Loving our neighbor, whether it’s the neighbor we minister to on the Great Day of Service or the neighbor we’re married to, is mostly about what we do, not what we feel. If love were merely a feeling, what sense would it make for Paul to command love in verse 25? “Husbands, love your wives.” You can’t command a feeling. Feeling happen or they don’t. You don’t have any control over that. You can only command action.
But maybe you’re struggling in your marriage right now, and you’re just not buying this. You’re thinking, “I’m sorry, Brent, I can’t fake it! I can’t go through the motions of love within a marriage if I’m not feeling it.” And I understand that. But I want to read some advice that Tim Keller wrote for people like you. He said that if you’re married and you’re going through a dry spell, and you’re not feeling the love, and you’re not feeling in love, and you’re not feeling attracted to your spouse, and you don’t feel affectionate toward your spouse, you need to tell yourself something like this:
“Well, when Jesus looked down from the cross, he didn’t think, ‘I am giving myself to you because you are so attractive to me.’ No, he was in agony, and he looked down at us—denying him, abandoning him, and betraying him—and in the greatest act of love in history, he stayed. He said, ‘Father, forgive them, they don’t know what they are doing.’ He loved us, not because we were lovely to him, but to make us lovely. That is why I am going to love my spouse.” Speak to your heart like that, and then fulfill the promises you made on your wedding day.[3]
Am I saying that our happiness doesn’t matter? Am I saying that marriage shouldn’t bring us true happiness or joy? No… Absolutely not. But it’s a truism of life that if you aim directly for happiness, you’ll miss it every time! Besides, Jesus said that we save our lives by losing them. And that we take up our cross and follow him. Like it or not, there is no path to true happiness that does not lead us up a mountain called Calvary.
Did I mention, by the way, that I enjoyed the Great Day of Service? I did yard work for a couple of elderly shut-ins. Did I mention that it ended up being fun! My son Townshend did it with me, and he also had fun. Imagine that! Imagine setting aside your own interests, needs, and wants—and focusing instead on someone else’s interests, needs, and wants—and finding, to your surprise, that doing so makes you happy. That’s what happened to me yesterday. The truth is, this kind of thing happens all the time. And don’t you think that that experience softens my heart just a little bit? Don’t you think that the Holy Spirit is using experiences like this one to change me from within just a little bit? Don’t you think that through experiences like this I’m becoming a little bit less of the self-centered little beast that I can so often be?

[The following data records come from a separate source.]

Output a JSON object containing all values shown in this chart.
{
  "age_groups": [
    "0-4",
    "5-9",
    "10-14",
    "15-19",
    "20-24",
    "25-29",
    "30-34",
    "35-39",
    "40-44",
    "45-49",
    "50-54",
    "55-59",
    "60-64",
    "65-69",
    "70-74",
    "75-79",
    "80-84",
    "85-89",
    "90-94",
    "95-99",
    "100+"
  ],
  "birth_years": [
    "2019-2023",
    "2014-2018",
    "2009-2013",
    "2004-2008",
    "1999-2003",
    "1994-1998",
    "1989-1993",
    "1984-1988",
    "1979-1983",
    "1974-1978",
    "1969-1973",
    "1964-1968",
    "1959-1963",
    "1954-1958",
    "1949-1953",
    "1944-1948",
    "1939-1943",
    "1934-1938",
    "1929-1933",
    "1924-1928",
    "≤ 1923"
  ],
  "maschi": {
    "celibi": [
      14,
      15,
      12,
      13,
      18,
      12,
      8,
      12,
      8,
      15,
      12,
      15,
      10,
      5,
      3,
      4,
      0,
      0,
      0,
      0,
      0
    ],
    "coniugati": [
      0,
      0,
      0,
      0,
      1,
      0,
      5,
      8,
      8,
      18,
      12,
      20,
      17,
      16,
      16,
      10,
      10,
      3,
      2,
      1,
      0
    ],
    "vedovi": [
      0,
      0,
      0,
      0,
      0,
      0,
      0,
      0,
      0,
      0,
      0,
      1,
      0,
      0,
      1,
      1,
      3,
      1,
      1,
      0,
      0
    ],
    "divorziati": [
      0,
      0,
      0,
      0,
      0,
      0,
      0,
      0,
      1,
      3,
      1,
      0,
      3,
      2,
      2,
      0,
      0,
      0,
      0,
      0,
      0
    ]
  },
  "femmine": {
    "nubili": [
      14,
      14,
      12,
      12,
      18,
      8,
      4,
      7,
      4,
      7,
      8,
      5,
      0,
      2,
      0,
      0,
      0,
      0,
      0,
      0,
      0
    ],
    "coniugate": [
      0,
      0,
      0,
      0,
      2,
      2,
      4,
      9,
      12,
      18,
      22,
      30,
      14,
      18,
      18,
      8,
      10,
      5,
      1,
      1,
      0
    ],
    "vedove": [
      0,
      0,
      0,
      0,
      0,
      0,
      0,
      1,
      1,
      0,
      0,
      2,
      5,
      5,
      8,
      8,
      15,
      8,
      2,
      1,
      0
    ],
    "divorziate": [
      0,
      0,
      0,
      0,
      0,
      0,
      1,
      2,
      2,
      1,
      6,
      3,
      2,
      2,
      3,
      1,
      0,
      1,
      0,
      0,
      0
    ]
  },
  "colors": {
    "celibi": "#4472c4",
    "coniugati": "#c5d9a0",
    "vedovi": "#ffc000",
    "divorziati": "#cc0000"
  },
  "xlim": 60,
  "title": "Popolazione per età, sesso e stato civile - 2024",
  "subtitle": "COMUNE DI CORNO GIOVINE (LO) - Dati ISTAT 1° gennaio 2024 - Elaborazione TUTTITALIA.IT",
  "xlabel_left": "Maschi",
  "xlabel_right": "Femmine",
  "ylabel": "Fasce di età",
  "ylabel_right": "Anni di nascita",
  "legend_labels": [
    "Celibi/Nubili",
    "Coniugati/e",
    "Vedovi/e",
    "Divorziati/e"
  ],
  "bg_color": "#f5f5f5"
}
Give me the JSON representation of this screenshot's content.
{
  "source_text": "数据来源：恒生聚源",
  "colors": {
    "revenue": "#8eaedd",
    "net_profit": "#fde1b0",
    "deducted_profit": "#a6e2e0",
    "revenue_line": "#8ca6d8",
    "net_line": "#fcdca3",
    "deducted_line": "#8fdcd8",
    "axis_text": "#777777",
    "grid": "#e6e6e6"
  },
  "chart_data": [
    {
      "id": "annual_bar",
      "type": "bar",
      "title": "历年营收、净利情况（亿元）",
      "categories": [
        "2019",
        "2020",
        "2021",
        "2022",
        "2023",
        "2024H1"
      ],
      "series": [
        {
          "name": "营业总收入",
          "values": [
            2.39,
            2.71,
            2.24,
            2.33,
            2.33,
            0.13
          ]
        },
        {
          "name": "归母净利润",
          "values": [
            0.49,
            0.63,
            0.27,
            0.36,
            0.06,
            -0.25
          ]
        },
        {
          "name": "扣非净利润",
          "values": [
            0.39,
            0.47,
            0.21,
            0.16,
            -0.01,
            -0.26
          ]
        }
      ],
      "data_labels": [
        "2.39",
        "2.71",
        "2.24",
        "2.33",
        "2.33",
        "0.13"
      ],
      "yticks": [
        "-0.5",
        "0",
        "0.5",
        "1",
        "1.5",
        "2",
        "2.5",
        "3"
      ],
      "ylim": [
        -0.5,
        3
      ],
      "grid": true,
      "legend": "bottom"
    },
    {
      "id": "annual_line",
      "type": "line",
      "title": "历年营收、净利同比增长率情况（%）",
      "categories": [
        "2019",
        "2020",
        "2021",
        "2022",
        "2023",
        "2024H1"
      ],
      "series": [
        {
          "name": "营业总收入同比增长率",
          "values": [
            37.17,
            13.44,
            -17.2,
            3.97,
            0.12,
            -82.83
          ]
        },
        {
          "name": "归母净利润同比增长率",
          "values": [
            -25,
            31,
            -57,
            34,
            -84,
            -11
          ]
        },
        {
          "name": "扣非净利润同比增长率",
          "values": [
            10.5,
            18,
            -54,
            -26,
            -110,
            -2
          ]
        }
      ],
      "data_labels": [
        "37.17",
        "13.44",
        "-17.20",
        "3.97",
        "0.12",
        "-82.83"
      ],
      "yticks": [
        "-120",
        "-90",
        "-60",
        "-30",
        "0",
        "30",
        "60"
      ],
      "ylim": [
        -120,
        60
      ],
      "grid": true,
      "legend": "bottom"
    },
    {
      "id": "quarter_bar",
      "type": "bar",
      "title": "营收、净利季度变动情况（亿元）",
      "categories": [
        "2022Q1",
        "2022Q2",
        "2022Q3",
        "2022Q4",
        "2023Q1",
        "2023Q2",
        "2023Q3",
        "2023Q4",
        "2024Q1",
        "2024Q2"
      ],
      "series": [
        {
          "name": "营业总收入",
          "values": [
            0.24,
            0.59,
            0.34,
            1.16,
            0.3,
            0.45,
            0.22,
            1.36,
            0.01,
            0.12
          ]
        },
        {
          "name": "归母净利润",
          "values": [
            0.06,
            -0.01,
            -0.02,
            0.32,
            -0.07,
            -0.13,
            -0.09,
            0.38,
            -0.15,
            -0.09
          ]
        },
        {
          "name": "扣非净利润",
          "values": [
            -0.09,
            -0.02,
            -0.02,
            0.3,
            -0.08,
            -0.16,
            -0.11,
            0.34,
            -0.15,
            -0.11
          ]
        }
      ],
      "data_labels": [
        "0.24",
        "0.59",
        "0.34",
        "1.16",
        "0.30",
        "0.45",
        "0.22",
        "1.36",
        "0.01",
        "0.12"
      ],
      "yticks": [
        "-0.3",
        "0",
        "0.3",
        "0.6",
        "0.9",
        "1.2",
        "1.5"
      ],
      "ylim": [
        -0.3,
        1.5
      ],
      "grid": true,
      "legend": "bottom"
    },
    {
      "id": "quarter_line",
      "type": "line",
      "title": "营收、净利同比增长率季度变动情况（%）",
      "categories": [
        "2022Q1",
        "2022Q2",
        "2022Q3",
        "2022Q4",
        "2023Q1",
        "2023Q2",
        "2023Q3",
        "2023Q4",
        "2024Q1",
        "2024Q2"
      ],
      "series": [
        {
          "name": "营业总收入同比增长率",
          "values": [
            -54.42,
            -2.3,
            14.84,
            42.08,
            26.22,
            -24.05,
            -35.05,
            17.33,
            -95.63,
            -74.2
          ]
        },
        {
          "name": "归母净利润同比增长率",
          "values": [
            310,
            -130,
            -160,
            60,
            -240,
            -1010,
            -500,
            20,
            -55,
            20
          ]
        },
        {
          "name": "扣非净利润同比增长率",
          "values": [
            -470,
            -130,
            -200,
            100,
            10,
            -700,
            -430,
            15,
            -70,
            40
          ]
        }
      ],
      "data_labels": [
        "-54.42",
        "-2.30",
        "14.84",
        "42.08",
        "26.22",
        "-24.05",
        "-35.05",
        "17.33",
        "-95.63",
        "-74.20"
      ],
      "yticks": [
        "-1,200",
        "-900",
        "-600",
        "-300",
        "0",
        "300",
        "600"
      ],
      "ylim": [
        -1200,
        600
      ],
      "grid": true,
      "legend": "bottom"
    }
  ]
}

Of course this is true! Think about your own children for a moment… You give and give and give. And they take and take and take. And the truth is you don’t even give a thought about what you’re getting out of the relationship. Your child may cut the grass or do the dishes or cook dinner, but that hardly begins to “pay back” their debt to you. There will come a time—I think and hope—when the relationship is more of a two-way street; it’s reciprocal; it’s like a friendship; it’s on equal footing. But guess what? Long before you reach that point—after all the giving, all the worry, all the stress and strain without a thought for yourself—you can’t help but love your child with an unbreakable bond of love. Even if your child is unattractive to everyone else, you can’t help but be madly in love with this person.
How does that happen? It happens because being a responsible parent forces us to follow the same pattern of self-giving, self-sacrificial love that the apostle Paul urges husbands and wives to follow. Try it and see if your love for your spouse doesn’t grow! Try it and see if you don’t change and become a better person in the process![4]